The Vancouver Goldeneyes have won the first pick in the 2026 Professional Women’s Hockey League Draft, securing the right to draft generational defender Caroline Harvey.
Instead of a lottery system like the one the NHL uses, the PWHL determines its draft order using the “Gold Plan.” Adopted in the league’s first season, the alternative system sees teams ranked based on how many points they accumulate after being eliminated from the playoffs.
The Seattle Torrent got a head start as the first team eliminated from PWHL playoff contention on April 14, but the team still had to win its way to the No. 1 pick, as the Vancouver Goldeneyes were also eliminated just a few days later.
With a 4-3 overtime win Saturday, the PWHL’s final day of the regular season, Vancouver won the Gold Plan after collecting 5 draft-order points. Seattle, which lost to the Montreal Victoire 2-1 in a shootout late Saturday night, finished second with 5 points; Vancouver won the tiebreaker with more regulation wins after elimination. The New York Sirens and Toronto Sceptres were third and fourth.
The Boston Fleet, Minnesota Frost, Ottawa Charge and Montreal clinched spots in the PWHL Walter Cup Playoffs, which begin Thursday at the Tsongas Center in Lowell, Mass. Montreal clinched the No. 1 seed in the league standings and will now have a 24-hour window to select its semifinal opponent, choosing between the third- or fourth-place teams. The selection will be unveiled Sunday, followed by full playoff schedules, according to the PWHL.

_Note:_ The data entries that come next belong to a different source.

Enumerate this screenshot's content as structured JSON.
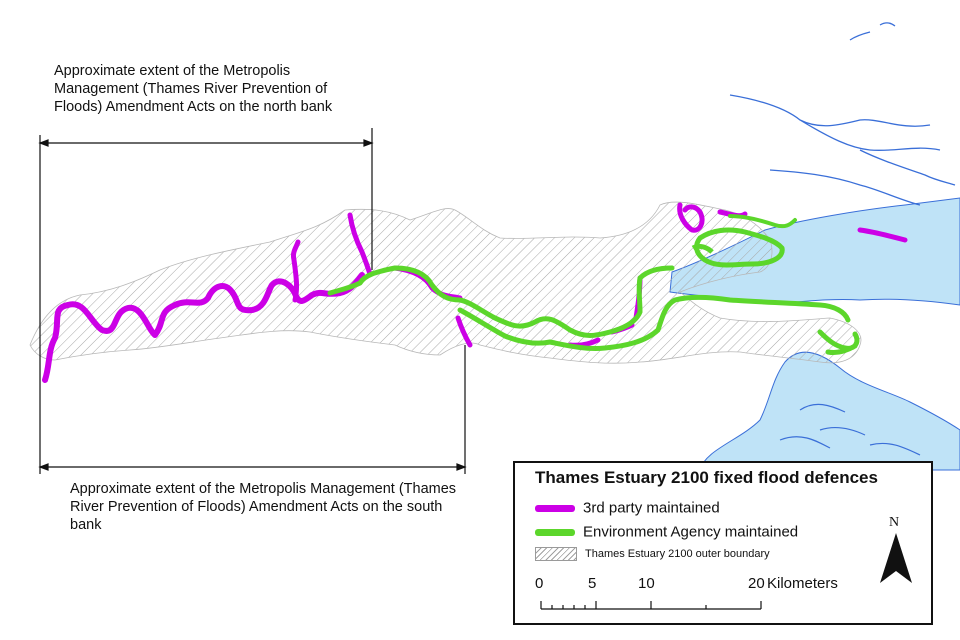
{
  "annotations": {
    "north_bank": "Approximate extent of the Metropolis Management (Thames River Prevention of Floods) Amendment Acts on the north bank",
    "south_bank": "Approximate extent of the Metropolis Management (Thames River Prevention of Floods) Amendment Acts on the south bank"
  },
  "legend": {
    "title": "Thames Estuary 2100 fixed flood defences",
    "items": [
      {
        "label": "3rd party maintained",
        "color": "#cc00e6",
        "symbol": "line"
      },
      {
        "label": "Environment Agency maintained",
        "color": "#5cd62b",
        "symbol": "line"
      },
      {
        "label": "Thames Estuary 2100 outer boundary",
        "color": "#a0a0a0",
        "symbol": "hatch"
      }
    ]
  },
  "scale_bar": {
    "ticks": [
      "0",
      "5",
      "10",
      "20"
    ],
    "unit": "Kilometers"
  },
  "north_arrow": {
    "label": "N",
    "icon": "north-arrow-icon"
  },
  "colors": {
    "water": "#bfe3f7",
    "water_outline": "#3a6fd8",
    "third_party": "#cc00e6",
    "environment_agency": "#5cd62b",
    "boundary_hatch": "#a0a0a0"
  }
}
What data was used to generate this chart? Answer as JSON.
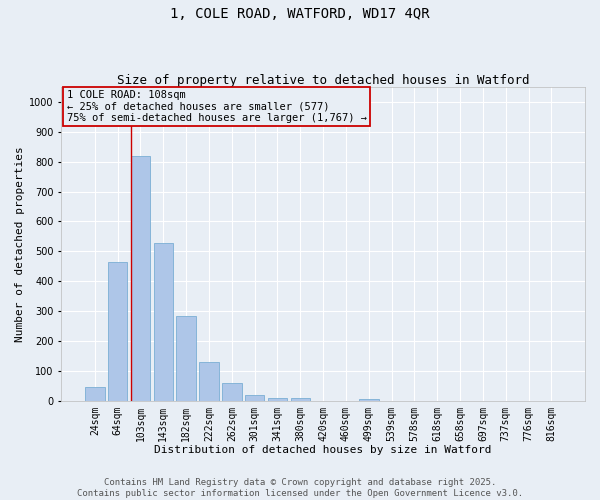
{
  "title": "1, COLE ROAD, WATFORD, WD17 4QR",
  "subtitle": "Size of property relative to detached houses in Watford",
  "xlabel": "Distribution of detached houses by size in Watford",
  "ylabel": "Number of detached properties",
  "categories": [
    "24sqm",
    "64sqm",
    "103sqm",
    "143sqm",
    "182sqm",
    "222sqm",
    "262sqm",
    "301sqm",
    "341sqm",
    "380sqm",
    "420sqm",
    "460sqm",
    "499sqm",
    "539sqm",
    "578sqm",
    "618sqm",
    "658sqm",
    "697sqm",
    "737sqm",
    "776sqm",
    "816sqm"
  ],
  "values": [
    47,
    463,
    820,
    527,
    282,
    130,
    60,
    20,
    10,
    10,
    0,
    0,
    5,
    0,
    0,
    0,
    0,
    0,
    0,
    0,
    0
  ],
  "bar_color": "#aec6e8",
  "bar_edge_color": "#7bafd4",
  "vline_color": "#cc0000",
  "vline_x_index": 2,
  "ylim": [
    0,
    1050
  ],
  "yticks": [
    0,
    100,
    200,
    300,
    400,
    500,
    600,
    700,
    800,
    900,
    1000
  ],
  "annotation_text": "1 COLE ROAD: 108sqm\n← 25% of detached houses are smaller (577)\n75% of semi-detached houses are larger (1,767) →",
  "annotation_box_edge_color": "#cc0000",
  "bg_color": "#e8eef5",
  "footer_text": "Contains HM Land Registry data © Crown copyright and database right 2025.\nContains public sector information licensed under the Open Government Licence v3.0.",
  "title_fontsize": 10,
  "subtitle_fontsize": 9,
  "axis_label_fontsize": 8,
  "tick_fontsize": 7,
  "annotation_fontsize": 7.5,
  "footer_fontsize": 6.5
}
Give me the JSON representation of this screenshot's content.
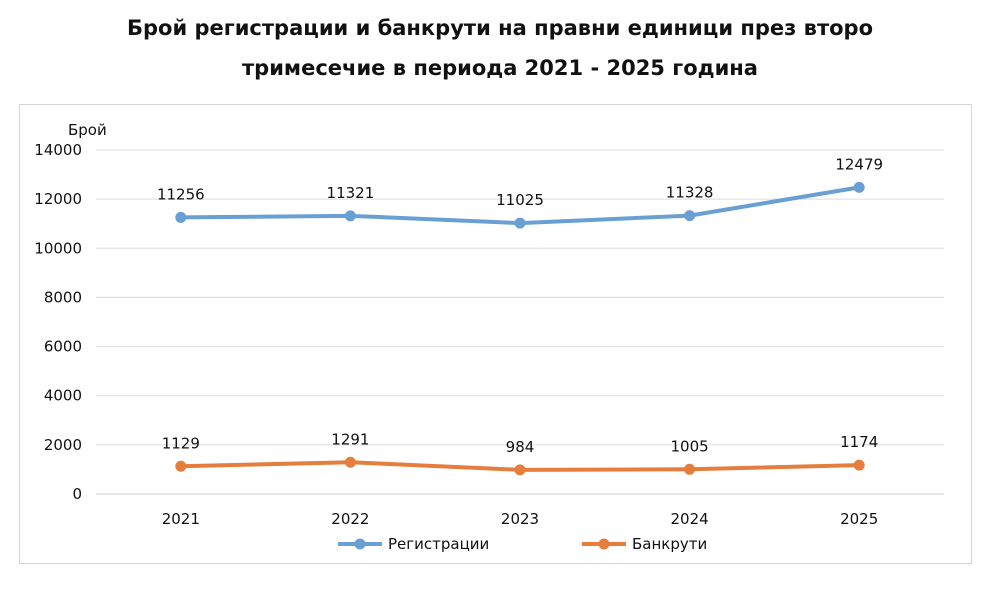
{
  "chart_data": {
    "type": "line",
    "title_line1": "Брой регистрации и банкрути на правни единици през второ",
    "title_line2": "тримесечие в периода 2021 - 2025 година",
    "ylabel": "Брой",
    "xlabel": "",
    "categories": [
      "2021",
      "2022",
      "2023",
      "2024",
      "2025"
    ],
    "ylim": [
      0,
      14000
    ],
    "yticks": [
      0,
      2000,
      4000,
      6000,
      8000,
      10000,
      12000,
      14000
    ],
    "grid": true,
    "legend_position": "bottom",
    "series": [
      {
        "name": "Регистрации",
        "color": "#6a9fd4",
        "values": [
          11256,
          11321,
          11025,
          11328,
          12479
        ]
      },
      {
        "name": "Банкрути",
        "color": "#e57d3d",
        "values": [
          1129,
          1291,
          984,
          1005,
          1174
        ]
      }
    ]
  }
}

The league’s full entry draft order — between non-playoff teams and potential expansion franchises — is still to be determined, but the league has confirmed the winner of the Gold Plan will earn the No. 1 pick.
Vancouver now has a chance to add a transformational player to its roster after an inaugural season of struggles. Harvey, 23, is the No. 1 prospect in The Athletic’s PWHL prospect ranking and is already a bona fide star in the women’s game.
This season alone, Harvey won an Olympic gold medal, the Olympic MVP, the Patty Kazmaier Award — given to the top player in women’s college hockey — and her third NCAA championship. As a senior at the University of Wisconsin, Harvey led all defenders in the nation with an absurd 64 points in 33 games; her 1.94 points per game finished second in the nation behind only Abbey Murphy, a forward. Harvey also co-led the 2026 Olympic women’s hockey tournament in scoring with 9 points in five games, the most ever scored at the Olympics by an American defender.
Harvey is a dynamic offensive defender with deceptive puck skills and playmaking ability, but it’s her skating that really sets her apart.
“I haven’t seen a player with Caroline’s speed at the blue line,” longtime Wisconsin associate coach Dan Koch said in February. “Then, her ability to add the offensive side, too, is really unique. It’s hard to compare her to anyone else in the past.”